A team of neuroscientists studying the mathematical layout of the human brain has discovered that the brain arranges itself in multidimensional structures beyond the typical three dimensions we’re familiar with, with some arrangements expressing themselves in up to eleven dimensions.
Using a field of mathematics called algebraic topology, researchers from the Swiss-based Blue Brain Project mapped the structures of both individual neurons and the networked clusters, or "cliques", that they form. Algebraic topology is used to describe the mathematical shape of objects and the spaces in between them, regardless of how the shapes themselves might be altered. The study used a computer model of only part of the human brain, the neocortex in this case, that the team built in 2015 — remember that the brain has an estimated 86 billion individual neurons, with each cell having a potential for hundreds of networked connections, meaning that even the most powerful supercomputers on the planet struggle to simulate even a portions of our noodles.
The result was surprising: the structures the neurons and their associated cliques formed represented not only the three physical dimensions, but delved into multidimensional structures to accomplish their functions.
"We found a world that we had never imagined," exclaims neuroscientist and lead researcher, Henry Markram from Switzerland’s EPFL institute. "There are tens of millions of these objects even in a small speck of the brain, up through seven dimensions. In some networks, we even found structures with up to 11 dimensions."
What we perceive of the world around us is presented to us as a three dimensional (or four, depending on the context) representation of our environment, but this isn’t necessarily representative of what’s going on under the hood.
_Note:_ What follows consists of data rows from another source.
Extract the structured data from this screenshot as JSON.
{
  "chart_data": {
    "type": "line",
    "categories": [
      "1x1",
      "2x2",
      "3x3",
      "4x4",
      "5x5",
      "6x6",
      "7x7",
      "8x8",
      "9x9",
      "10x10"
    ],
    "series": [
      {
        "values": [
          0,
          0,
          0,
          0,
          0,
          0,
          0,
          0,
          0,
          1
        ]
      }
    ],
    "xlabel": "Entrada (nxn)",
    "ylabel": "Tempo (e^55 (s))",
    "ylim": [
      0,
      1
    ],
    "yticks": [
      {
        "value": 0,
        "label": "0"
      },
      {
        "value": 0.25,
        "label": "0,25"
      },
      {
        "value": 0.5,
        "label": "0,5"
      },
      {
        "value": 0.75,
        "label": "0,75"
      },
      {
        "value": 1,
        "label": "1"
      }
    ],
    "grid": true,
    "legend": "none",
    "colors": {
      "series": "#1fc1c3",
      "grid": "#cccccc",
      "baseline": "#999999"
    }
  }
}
This is similar to the difference between the visual representation of words that you are reading on your screen at this moment, and the functioning of the switches in the processor that produces them.
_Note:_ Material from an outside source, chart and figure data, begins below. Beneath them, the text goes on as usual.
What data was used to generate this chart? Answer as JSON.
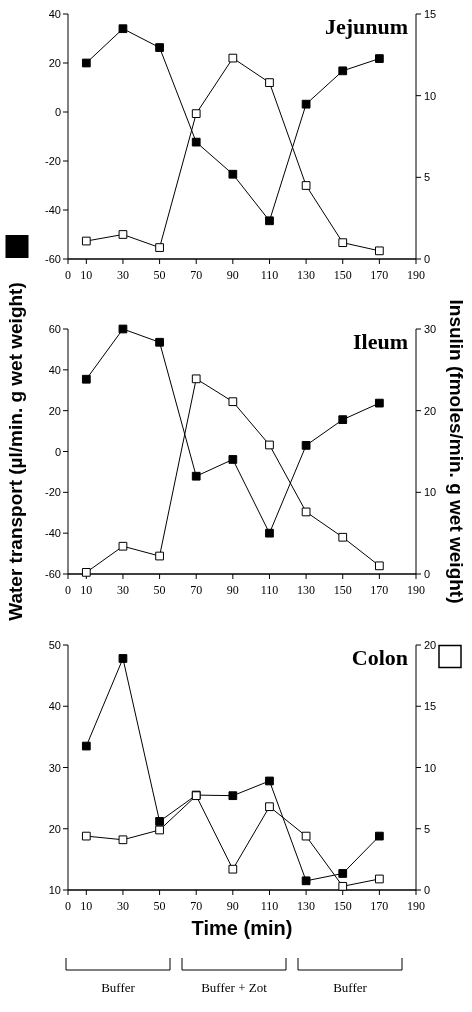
{
  "chart_data": [
    {
      "type": "line",
      "title": "Jejunum",
      "marker": "square",
      "x": [
        10,
        30,
        50,
        70,
        90,
        110,
        130,
        150,
        170
      ],
      "xlim": [
        0,
        190
      ],
      "xticks": [
        0,
        10,
        30,
        50,
        70,
        90,
        110,
        130,
        150,
        170,
        190
      ],
      "ylim": [
        -60,
        40
      ],
      "yticks": [
        -60,
        -40,
        -20,
        0,
        20,
        40
      ],
      "y2lim": [
        0,
        15
      ],
      "y2ticks": [
        0,
        5,
        10,
        15
      ],
      "series": [
        {
          "color": "#000000",
          "values": [
            20,
            34,
            26.3,
            -12.3,
            -25.4,
            -44.4,
            3.2,
            16.8,
            21.8
          ]
        },
        {
          "color": "#ffffff",
          "axis": "y2",
          "values": [
            1.1,
            1.5,
            0.7,
            8.9,
            12.3,
            10.8,
            4.5,
            1.0,
            0.5
          ]
        }
      ]
    },
    {
      "type": "line",
      "title": "Ileum",
      "marker": "square",
      "ylabel": "Water transport (µl/min. g wet weight)",
      "y2label": "Insulin (fmoles/min. g wet weight)",
      "x": [
        10,
        30,
        50,
        70,
        90,
        110,
        130,
        150,
        170
      ],
      "xlim": [
        0,
        190
      ],
      "xticks": [
        0,
        10,
        30,
        50,
        70,
        90,
        110,
        130,
        150,
        170,
        190
      ],
      "ylim": [
        -60,
        60
      ],
      "yticks": [
        -60,
        -40,
        -20,
        0,
        20,
        40,
        60
      ],
      "y2lim": [
        0,
        30
      ],
      "y2ticks": [
        0,
        10,
        20,
        30
      ],
      "series": [
        {
          "color": "#000000",
          "values": [
            35.4,
            60,
            53.5,
            -12.1,
            -3.9,
            -40,
            3,
            15.6,
            23.7
          ]
        },
        {
          "color": "#ffffff",
          "axis": "y2",
          "values": [
            0.2,
            3.4,
            2.2,
            23.9,
            21.1,
            15.8,
            7.6,
            4.5,
            1.0
          ]
        }
      ]
    },
    {
      "type": "line",
      "title": "Colon",
      "marker": "square",
      "xlabel": "Time (min)",
      "annotations": [
        "Buffer",
        "Buffer + Zot",
        "Buffer"
      ],
      "x": [
        10,
        30,
        50,
        70,
        90,
        110,
        130,
        150,
        170
      ],
      "xlim": [
        0,
        190
      ],
      "xticks": [
        0,
        10,
        30,
        50,
        70,
        90,
        110,
        130,
        150,
        170,
        190
      ],
      "ylim": [
        10,
        50
      ],
      "yticks": [
        10,
        20,
        30,
        40,
        50
      ],
      "y2lim": [
        0,
        20
      ],
      "y2ticks": [
        0,
        5,
        10,
        15,
        20
      ],
      "series": [
        {
          "color": "#000000",
          "values": [
            33.5,
            47.8,
            21.2,
            25.5,
            25.4,
            27.8,
            11.5,
            12.7,
            18.8
          ]
        },
        {
          "color": "#ffffff",
          "axis": "y2",
          "values": [
            4.4,
            4.1,
            4.9,
            7.7,
            1.7,
            6.8,
            4.4,
            0.3,
            0.9
          ]
        }
      ]
    }
  ]
}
The team found that the brain’s functioning depends heavily on this mathematical structure, with the spaces in between the neurons seemingly performing a function itself. When artificial stimulus was applied to the virtual brain, the networked clusters reformed themselves in a highly organized fashion.
"It is as if the brain reacts to a stimulus by building [and] then razing a tower of multi-dimensional blocks, starting with rods (1D), then planks (2D), then cubes (3D), and then more complex geometries with 4D, 5D, etc," explains one of the team’s mathematicians, Ran Levi, of Scotland’s Aberdeen University.
"The progression of activity through the brain resembles a multi-dimensional sandcastle that materialises out of the sand and then disintegrates."